Let's break down Perry's carrot consumption day by day.
- Day 1: Perry starts with 20 carrots.
- Day 2: He eats half of the 20 carrots, so he eats 10 and has \(20 - 10 = 10\) left.
- Day 3: He eats half of the 10 carrots, so he eats 5 and has \(10 - 5 = 5\) left.
- Day 4: He eats half of the 5 carrots, so he eats 2.5 (in practical terms, this means he might end up with 2 or 3, but we can use decimals for the formula) and has \(5 - 2.5 = 2.5\) left.
- Day 5: He eats half of 2.5, which is 1.25, and has \(2.5 - 1.25 = 1.25\) left.
- Continuing this process, we see that each day he eats half of what is remaining.
To express this mathematically, we can define a sequence where the number of carrots left on day \(n\) can be represented with the following formula:
- Let \(C(n)\) be the number of carrots left on day \(n\).
- The initial count on day 1 (when \( n = 1 \)) is \(C(1) = 20\).
- Each subsequent day, the number of carrots left is half of what was left the previous day: \[ C(n) = \frac{C(n-1)}{2} \]

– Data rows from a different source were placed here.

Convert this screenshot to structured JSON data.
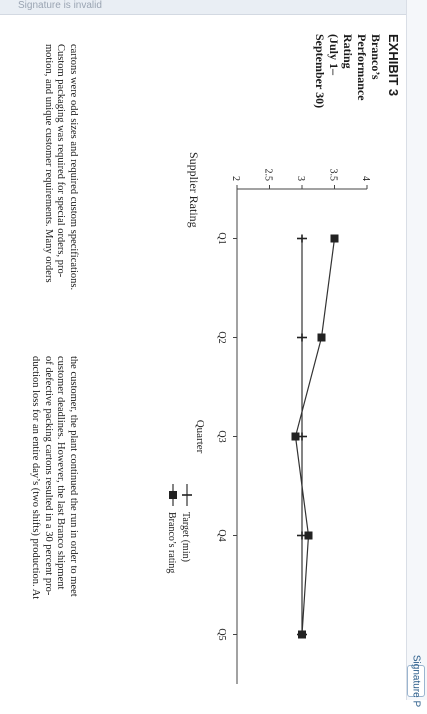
{
  "header": {
    "topbar_text": "Signature is invalid",
    "signature_button": "Signature P"
  },
  "exhibit": {
    "title": "EXHIBIT 3",
    "subtitle_lines": [
      "Branco’s",
      "Performance",
      "Rating",
      "(July 1–",
      "September 30)"
    ]
  },
  "chart_data": {
    "type": "line",
    "title": "Supplier Rating",
    "xlabel": "Quarter",
    "ylabel": "",
    "categories": [
      "Q1",
      "Q2",
      "Q3",
      "Q4",
      "Q5"
    ],
    "ylim": [
      2,
      4
    ],
    "yticks": [
      "2",
      "2.5",
      "3",
      "3.5",
      "4"
    ],
    "series": [
      {
        "name": "Target (min)",
        "values": [
          3,
          3,
          3,
          3,
          3
        ],
        "marker": "plus"
      },
      {
        "name": "Branco’s rating",
        "values": [
          3.5,
          3.3,
          2.9,
          3.1,
          3.0
        ],
        "marker": "square"
      }
    ],
    "legend": "lower-right"
  },
  "body": {
    "col1": [
      "cartons were odd sizes and required custom specifications.",
      "Custom packaging was required for special orders, pro-",
      "motion, and unique customer requirements. Many orders"
    ],
    "col2": [
      "the customer, the plant continued the run in order to meet",
      "customer deadlines. However, the last Branco shipment",
      "of defective packing cartons resulted in a 30 percent pro-",
      "duction loss for an entire day’s (two shifts) production. At"
    ]
  }
}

Using this recursive definition, we can express the number of carrots on any given day \(n\): \[ C(n) = 20 \times \left(\frac{1}{2}\right)^{n-1} \]
This formula shows that the number of carrots left on day \(n\) is equal to the initial number of carrots (20) multiplied by \(\frac{1}{2}\) raised to the power of \(n-1\).
Thus, the complete sequence formula describing the number of carrots Perry will have on any given day \(n\) is: \[ C(n) = 20 \times \left(\frac{1}{2}\right)^{n-1} \]